Before the Stone Seat Dian
Each of the seventy-two steps leading up to the High Dais was a single slab of moonstone. Originally hewn into identical blocks, years and years of use had given rise to various imperfections. Square edges had become irregularly rounded, while the small chips and cracks in each step set it apart from its brothers. Dian watched them all as he made his slow ascent, imagining the lives of so many others who had made the very same climb. Had any them also come to report of a strange shadow haunting the Fellwood? Something told him they had not, that he alone of all his people had been the first witness to its existence.
He prayed that he would also be the last.
As he strode up the remaining half-dozen steps, he emerged from the walled stairway and onto the dais itself. It was a vast, flat expanse of tiled moonstone—there was not a single slab in the world that would have covered the four hundred foot area. The late afternoon sun shone down, great pillars of light beaming through the immense glass dome that rested far above Dian’s head. The tables and chairs where the clerks would normally sit and record everything that occurred in that place were scattered in a haphazard manner along the perimeter. Above all else, however, it was the enormous monolith at the centre of the dais that truly commanded attention.
The Stone Seat.
Standing near thirty feet in the air, the massive obelisk appeared to have been cut from a single piece of white marble, contrasting sharply against the near-black sheen of the moonstone that surrounded it. Dian knew better. When the structure had been crafted—more than four hundred years earlier—the work had been done by the most skilled stone crafters from all of the fifteen Clansholds. Their task had been to knit together hundreds of individual pieces of rock so as to appear as a single, great stone. Though he had never had occasion to inspect the work closely, Dian suspected that many of the seams were hidden within the intricate carvings that told the stories of Tarvayes and its people. From the Exodus to the first Joining, from the raising of the Citadel to the bloody Moon Wars, their entire history was recorded in that stone—and continued to be recorded as important events took place.
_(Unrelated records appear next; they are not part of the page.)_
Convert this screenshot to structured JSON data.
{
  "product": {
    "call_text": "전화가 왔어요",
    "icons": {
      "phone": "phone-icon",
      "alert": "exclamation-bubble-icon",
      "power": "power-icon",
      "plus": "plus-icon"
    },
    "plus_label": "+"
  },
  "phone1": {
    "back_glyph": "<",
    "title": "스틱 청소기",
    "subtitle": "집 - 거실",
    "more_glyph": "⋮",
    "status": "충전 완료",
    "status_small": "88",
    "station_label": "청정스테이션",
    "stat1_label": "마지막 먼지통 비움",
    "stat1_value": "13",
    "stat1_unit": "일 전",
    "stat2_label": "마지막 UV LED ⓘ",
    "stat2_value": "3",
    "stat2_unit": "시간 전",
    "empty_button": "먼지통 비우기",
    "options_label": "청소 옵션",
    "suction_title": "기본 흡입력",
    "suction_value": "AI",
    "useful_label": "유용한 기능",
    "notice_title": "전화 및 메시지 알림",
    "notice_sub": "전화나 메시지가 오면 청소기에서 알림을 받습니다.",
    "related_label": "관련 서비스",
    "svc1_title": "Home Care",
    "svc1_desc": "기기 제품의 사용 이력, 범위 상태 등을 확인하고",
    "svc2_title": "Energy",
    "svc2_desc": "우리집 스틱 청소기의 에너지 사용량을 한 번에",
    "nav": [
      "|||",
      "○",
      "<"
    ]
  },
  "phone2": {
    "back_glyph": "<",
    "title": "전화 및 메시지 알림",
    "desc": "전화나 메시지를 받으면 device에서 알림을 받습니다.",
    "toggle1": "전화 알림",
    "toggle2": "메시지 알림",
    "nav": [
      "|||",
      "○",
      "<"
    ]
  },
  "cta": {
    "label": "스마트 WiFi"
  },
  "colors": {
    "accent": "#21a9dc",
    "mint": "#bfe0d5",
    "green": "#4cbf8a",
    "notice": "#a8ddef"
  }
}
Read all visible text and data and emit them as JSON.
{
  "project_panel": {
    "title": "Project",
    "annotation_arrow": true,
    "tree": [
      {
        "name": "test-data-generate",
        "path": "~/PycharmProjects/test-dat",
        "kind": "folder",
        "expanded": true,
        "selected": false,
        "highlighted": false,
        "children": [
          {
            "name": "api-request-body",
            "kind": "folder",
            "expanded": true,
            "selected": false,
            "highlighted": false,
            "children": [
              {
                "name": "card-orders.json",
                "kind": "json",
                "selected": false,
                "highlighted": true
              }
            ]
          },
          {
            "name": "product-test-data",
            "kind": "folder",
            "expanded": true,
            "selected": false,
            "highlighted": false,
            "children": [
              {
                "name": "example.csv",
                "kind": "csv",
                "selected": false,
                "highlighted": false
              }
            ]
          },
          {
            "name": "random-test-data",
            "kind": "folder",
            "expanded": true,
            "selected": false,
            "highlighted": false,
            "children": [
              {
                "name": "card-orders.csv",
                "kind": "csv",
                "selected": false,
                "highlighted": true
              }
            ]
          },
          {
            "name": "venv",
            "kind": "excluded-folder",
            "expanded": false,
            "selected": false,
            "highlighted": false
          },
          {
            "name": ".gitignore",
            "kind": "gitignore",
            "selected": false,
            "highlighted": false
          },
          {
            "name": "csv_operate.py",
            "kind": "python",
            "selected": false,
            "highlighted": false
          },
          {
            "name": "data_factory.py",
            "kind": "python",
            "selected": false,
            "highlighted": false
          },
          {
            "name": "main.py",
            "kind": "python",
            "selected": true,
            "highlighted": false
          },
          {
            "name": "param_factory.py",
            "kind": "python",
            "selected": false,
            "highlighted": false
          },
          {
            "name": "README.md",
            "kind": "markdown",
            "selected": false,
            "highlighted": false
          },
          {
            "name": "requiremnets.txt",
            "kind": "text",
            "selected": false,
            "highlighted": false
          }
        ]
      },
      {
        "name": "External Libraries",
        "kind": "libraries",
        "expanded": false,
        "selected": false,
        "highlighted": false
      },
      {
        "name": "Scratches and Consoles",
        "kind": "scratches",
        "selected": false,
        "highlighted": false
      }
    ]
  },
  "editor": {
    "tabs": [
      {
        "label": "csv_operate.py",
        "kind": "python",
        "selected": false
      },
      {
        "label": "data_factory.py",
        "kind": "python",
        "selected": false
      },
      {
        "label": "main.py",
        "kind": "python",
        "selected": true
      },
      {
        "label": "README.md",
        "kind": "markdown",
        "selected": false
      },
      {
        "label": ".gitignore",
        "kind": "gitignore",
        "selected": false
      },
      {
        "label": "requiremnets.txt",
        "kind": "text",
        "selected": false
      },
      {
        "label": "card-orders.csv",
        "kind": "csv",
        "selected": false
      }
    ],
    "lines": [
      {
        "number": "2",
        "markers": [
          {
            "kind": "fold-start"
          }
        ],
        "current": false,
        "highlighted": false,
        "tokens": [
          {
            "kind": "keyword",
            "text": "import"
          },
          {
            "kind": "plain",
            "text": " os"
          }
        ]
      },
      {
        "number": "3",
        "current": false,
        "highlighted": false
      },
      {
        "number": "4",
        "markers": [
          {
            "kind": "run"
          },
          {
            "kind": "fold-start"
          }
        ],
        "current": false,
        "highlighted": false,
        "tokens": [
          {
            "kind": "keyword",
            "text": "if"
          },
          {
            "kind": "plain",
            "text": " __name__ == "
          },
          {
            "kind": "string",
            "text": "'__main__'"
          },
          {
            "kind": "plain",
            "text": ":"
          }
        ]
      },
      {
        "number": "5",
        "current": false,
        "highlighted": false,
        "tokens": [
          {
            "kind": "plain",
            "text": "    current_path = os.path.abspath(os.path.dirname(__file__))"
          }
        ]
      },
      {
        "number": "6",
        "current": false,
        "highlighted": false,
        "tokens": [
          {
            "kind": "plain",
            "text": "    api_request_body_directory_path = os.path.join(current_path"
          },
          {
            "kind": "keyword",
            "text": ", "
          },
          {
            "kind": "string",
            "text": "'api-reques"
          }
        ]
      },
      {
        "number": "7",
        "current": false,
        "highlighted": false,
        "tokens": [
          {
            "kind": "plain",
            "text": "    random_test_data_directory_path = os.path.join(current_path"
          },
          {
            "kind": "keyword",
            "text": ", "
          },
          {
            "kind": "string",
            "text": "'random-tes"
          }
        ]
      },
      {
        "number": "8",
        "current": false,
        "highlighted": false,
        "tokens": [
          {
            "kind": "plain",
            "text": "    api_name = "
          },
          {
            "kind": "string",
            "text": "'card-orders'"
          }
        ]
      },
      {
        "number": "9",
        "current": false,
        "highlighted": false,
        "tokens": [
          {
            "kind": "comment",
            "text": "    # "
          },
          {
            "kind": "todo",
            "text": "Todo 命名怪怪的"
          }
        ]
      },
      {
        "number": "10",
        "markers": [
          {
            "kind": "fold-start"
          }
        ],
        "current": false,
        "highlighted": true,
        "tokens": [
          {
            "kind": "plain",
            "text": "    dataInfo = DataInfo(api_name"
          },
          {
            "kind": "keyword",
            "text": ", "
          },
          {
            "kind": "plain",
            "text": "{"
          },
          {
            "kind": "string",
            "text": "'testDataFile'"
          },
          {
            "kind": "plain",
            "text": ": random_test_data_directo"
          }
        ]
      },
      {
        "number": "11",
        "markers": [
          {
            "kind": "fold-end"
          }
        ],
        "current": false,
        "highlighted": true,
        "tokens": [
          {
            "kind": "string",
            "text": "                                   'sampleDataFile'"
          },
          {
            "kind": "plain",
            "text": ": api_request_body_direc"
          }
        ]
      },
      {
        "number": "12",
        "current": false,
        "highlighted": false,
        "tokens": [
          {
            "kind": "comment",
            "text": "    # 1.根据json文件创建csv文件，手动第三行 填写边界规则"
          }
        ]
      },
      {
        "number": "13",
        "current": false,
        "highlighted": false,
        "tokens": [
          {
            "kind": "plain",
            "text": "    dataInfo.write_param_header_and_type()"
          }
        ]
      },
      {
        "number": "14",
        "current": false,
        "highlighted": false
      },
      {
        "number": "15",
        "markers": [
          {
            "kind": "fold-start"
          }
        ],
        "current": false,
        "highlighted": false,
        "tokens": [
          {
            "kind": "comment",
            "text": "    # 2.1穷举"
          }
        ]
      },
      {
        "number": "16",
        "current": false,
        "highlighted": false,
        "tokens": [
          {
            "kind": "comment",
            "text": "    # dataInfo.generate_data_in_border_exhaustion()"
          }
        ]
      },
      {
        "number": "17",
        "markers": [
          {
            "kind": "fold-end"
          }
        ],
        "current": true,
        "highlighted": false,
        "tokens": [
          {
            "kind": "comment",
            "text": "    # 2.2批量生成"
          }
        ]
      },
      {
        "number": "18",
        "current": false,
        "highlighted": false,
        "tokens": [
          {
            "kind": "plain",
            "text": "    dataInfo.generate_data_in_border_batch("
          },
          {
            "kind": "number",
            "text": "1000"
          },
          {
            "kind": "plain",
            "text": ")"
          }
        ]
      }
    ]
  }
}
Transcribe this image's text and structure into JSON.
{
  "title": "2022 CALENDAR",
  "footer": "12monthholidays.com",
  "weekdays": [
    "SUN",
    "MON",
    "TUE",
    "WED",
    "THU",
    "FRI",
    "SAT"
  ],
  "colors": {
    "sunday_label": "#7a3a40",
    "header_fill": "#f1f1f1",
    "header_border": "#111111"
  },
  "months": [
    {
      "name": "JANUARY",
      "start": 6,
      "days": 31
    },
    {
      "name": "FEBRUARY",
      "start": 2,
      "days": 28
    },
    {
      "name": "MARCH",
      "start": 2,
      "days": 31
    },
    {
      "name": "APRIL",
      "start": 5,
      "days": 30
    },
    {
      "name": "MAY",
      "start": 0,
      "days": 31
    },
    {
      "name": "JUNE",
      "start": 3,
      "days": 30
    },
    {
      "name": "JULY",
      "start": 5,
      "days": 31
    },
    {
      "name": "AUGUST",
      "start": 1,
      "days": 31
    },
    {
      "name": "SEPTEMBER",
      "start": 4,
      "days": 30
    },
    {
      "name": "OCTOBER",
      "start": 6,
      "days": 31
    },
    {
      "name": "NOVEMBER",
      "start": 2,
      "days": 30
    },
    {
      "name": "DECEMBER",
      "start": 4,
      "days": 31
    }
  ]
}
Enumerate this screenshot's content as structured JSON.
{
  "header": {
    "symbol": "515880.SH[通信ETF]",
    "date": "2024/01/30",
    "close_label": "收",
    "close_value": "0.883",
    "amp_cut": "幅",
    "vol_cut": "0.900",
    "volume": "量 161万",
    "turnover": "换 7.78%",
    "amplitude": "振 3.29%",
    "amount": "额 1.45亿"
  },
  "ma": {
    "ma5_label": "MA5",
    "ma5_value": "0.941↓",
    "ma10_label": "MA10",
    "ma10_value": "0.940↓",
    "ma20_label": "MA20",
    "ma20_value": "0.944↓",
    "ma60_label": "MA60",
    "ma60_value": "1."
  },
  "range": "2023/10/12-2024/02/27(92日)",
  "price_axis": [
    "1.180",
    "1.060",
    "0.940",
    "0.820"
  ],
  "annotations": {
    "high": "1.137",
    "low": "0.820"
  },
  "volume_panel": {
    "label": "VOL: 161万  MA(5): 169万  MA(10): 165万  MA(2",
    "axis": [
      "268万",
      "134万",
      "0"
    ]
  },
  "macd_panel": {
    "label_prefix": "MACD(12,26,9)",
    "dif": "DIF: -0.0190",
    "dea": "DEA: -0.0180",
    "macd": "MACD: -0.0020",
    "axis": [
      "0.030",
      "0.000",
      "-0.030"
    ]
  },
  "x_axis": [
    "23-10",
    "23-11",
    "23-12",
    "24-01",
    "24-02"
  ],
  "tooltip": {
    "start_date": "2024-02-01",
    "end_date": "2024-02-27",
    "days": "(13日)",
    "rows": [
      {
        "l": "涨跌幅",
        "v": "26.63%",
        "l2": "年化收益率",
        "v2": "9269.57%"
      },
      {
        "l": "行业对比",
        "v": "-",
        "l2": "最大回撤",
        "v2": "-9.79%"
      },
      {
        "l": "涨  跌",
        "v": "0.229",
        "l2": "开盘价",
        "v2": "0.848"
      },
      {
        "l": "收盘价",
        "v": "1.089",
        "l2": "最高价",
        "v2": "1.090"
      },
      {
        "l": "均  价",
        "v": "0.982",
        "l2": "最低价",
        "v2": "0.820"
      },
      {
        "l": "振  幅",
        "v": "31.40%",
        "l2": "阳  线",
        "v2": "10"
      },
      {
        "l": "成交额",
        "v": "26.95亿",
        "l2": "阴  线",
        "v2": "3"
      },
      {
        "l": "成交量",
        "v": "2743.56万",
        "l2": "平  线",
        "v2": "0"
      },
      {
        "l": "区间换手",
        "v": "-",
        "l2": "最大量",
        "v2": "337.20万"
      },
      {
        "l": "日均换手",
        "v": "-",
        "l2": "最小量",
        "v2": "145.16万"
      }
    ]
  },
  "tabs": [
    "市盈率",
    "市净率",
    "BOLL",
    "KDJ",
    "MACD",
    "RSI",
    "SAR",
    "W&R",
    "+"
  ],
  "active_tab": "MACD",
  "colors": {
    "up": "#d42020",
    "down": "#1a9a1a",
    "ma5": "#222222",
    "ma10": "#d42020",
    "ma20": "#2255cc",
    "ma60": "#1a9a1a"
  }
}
It was there, at the foot of their history, that the ancient stone workers had hewn the single, stone seat from which the great obelisk took its name. Two great arms extended on either side, each carved into the likeness of the great Frostback, the white wolf of the Hunters, which was widely considered to be the greatest of the totem animals.
Upon the Stone Seat itself sat a thick-beareded, white-robed man whom Dian did not recognize, though that came as little surprise. He had only met a handful of the dozens of Magi who resided in the Citadel. Four other members of the order also sat with him, two on the left and two on the right. As Dian approached, each man bore an expression as unreadable as the Stone Seat itself.
“Watcher Obsidian, I assume,” said the head Magi.
“Yes, your grace,” he replied, stopping to bow his head in the formal reverence that he had never quite been able to feel.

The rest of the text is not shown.